Walla Walla, Washington (May 31, 2011) – Banner Corporation (NASDAQ GSM: BANR), the parent company of Banner Bank and Islanders Bank, today announced that it had filed an amendment to its Amended and Restated Articles of Incorporation with the Secretary of State of the State of Washington to effect the previously announced 1-for-7 reverse stock split.  The reverse stock split will take effect prior to the opening of the NASDAQ Global Select Market on June 1, 2011 and will be effective with respect to shareholders of record at the close of business on May 31, 2011 (the “Effective Time”).  At the Effective Time, every seven shares of Banner’s pre-split common shares will automatically be consolidated into one post-split share.

It is expected that Banner’s shares of common stock will continue to trade on the NASDAQ Global Select Market under the symbol “BANR” with the letter “D” added to the end of the trading symbol for a period of 20 trading days to indicate that the reverse stock split has occurred.  Following the 20 day period, the ticker symbol will revert to “BANR.”  In addition, Banner’s shares of common stock will also trade under a new CUSIP number effective June 1, 2011.

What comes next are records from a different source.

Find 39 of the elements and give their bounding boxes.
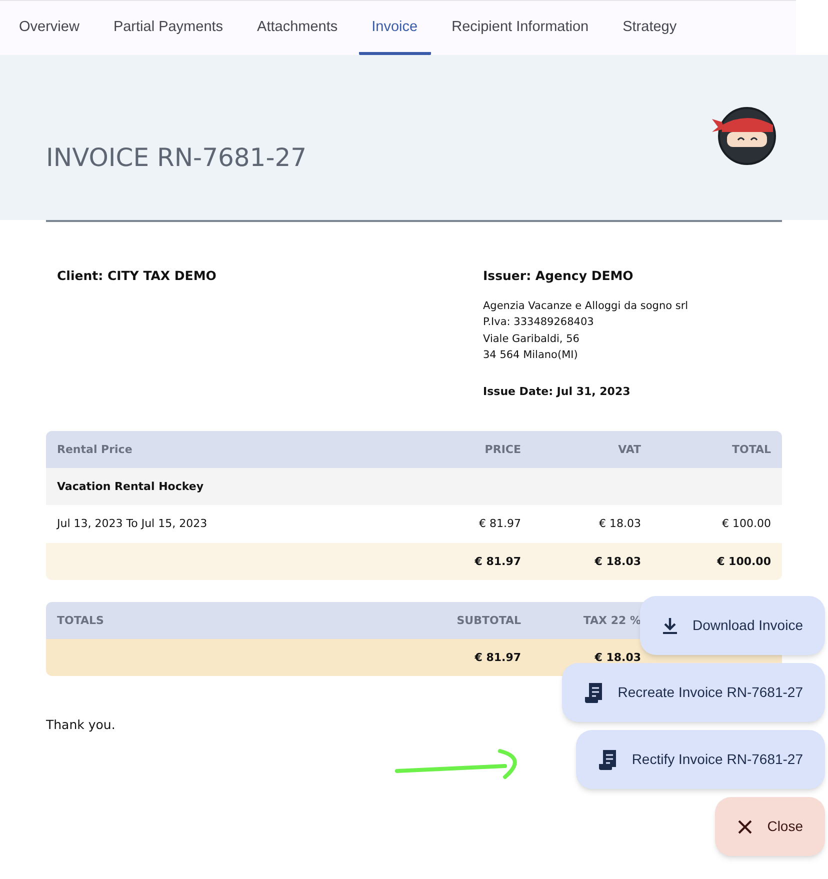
table-cell-text: € 18.03: [598, 516, 642, 532]
tab[interactable]: Recipient Information: [438, 1, 602, 55]
sum-cell-text: € 81.97: [474, 554, 522, 570]
column-header: VAT: [617, 442, 642, 458]
client-name: Client: CITY TAX DEMO: [57, 267, 216, 285]
table-cell-text: € 100.00: [721, 516, 772, 532]
total-cell-text: € 18.03: [594, 650, 642, 666]
closing-text: Thank you.: [46, 717, 116, 732]
column-header: Rental Price: [56, 442, 134, 458]
total-cell-text: € 81.97: [474, 650, 522, 666]
sum-cell-text: € 18.03: [594, 554, 642, 570]
column-header: SUBTOTAL: [456, 612, 522, 628]
column-header: TOTALS: [56, 612, 105, 628]
action-button[interactable]: Download Invoice: [640, 596, 825, 655]
table-cell-text: Jul 13, 2023 To Jul 15, 2023: [56, 516, 208, 532]
column-header: PRICE: [484, 442, 522, 458]
issuer-address-line: P.Iva: 333489268403: [483, 315, 595, 330]
tab[interactable]: Attachments: [244, 1, 351, 55]
receipt-icon: [598, 748, 618, 770]
issuer-address-line: 34 564 Milano(MI): [483, 348, 579, 364]
item-group-name: Vacation Rental Hockey: [57, 478, 204, 494]
table-cell-text: € 81.97: [478, 516, 522, 532]
column-header: TAX 22 %: [582, 612, 642, 628]
tab[interactable]: Strategy: [610, 1, 690, 55]
issuer-name: Issuer: Agency DEMO: [483, 267, 634, 285]
issuer-address-line: Viale Garibaldi, 56: [483, 332, 580, 347]
invoice-title: INVOICE RN-7681-27: [46, 142, 307, 174]
issue-date: Issue Date: Jul 31, 2023: [483, 384, 632, 400]
receipt-icon: [584, 682, 604, 704]
tab[interactable]: Overview: [6, 1, 92, 55]
close-button[interactable]: Close: [715, 797, 825, 856]
issuer-address-line: Agenzia Vacanze e Alloggi da sogno srl: [483, 298, 690, 314]
download-icon: [662, 616, 678, 634]
sum-cell-text: € 100.00: [716, 554, 772, 570]
close-icon: [737, 818, 754, 834]
tab[interactable]: Partial Payments: [100, 1, 236, 55]
action-button[interactable]: Recreate Invoice RN-7681-27: [562, 663, 825, 722]
action-button[interactable]: Rectify Invoice RN-7681-27: [576, 730, 825, 789]
column-header: TOTAL: [730, 442, 772, 458]
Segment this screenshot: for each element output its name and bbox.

Shareholders as of the Effective Time will receive a letter of transmittal from the Company’s transfer agent with instructions regarding the surrender and exchange of common stock certificates.  Cash will be paid for fractional shares based on the closing price of the common stock on May 31, 2011.
 
Additional information regarding the reverse stock split can be found in Banner’s definitive proxy statement filed with the Securities and Exchange Commission on March 22, 2011.
 
About the Company
 
Banner Corporation is a $4.30 billion bank holding company operating two commercial banks in Washington, Oregon and Idaho.  Banner serves the Pacific Northwest region with a full range of deposit services and business, commercial real estate, construction, residential, agricultural and consumer loans.  Visit Banner Bank on the Web at www.bannerbank.com .
 
 
This press release contains statements that the Company believes are “forward-looking statements.” These statements relate to the Company’s financial condition, results of operations, plans, objectives, future performance or business. You should not place undue reliance on these statements, as they are subject to risks and uncertainties. When considering these forward-looking statements, you should keep in mind these risks and uncertainties, as well as any cautionary statements the Company may make. Moreover, you should treat these statements as speaking only as of the date they are made and based only on information then actually known to the Company.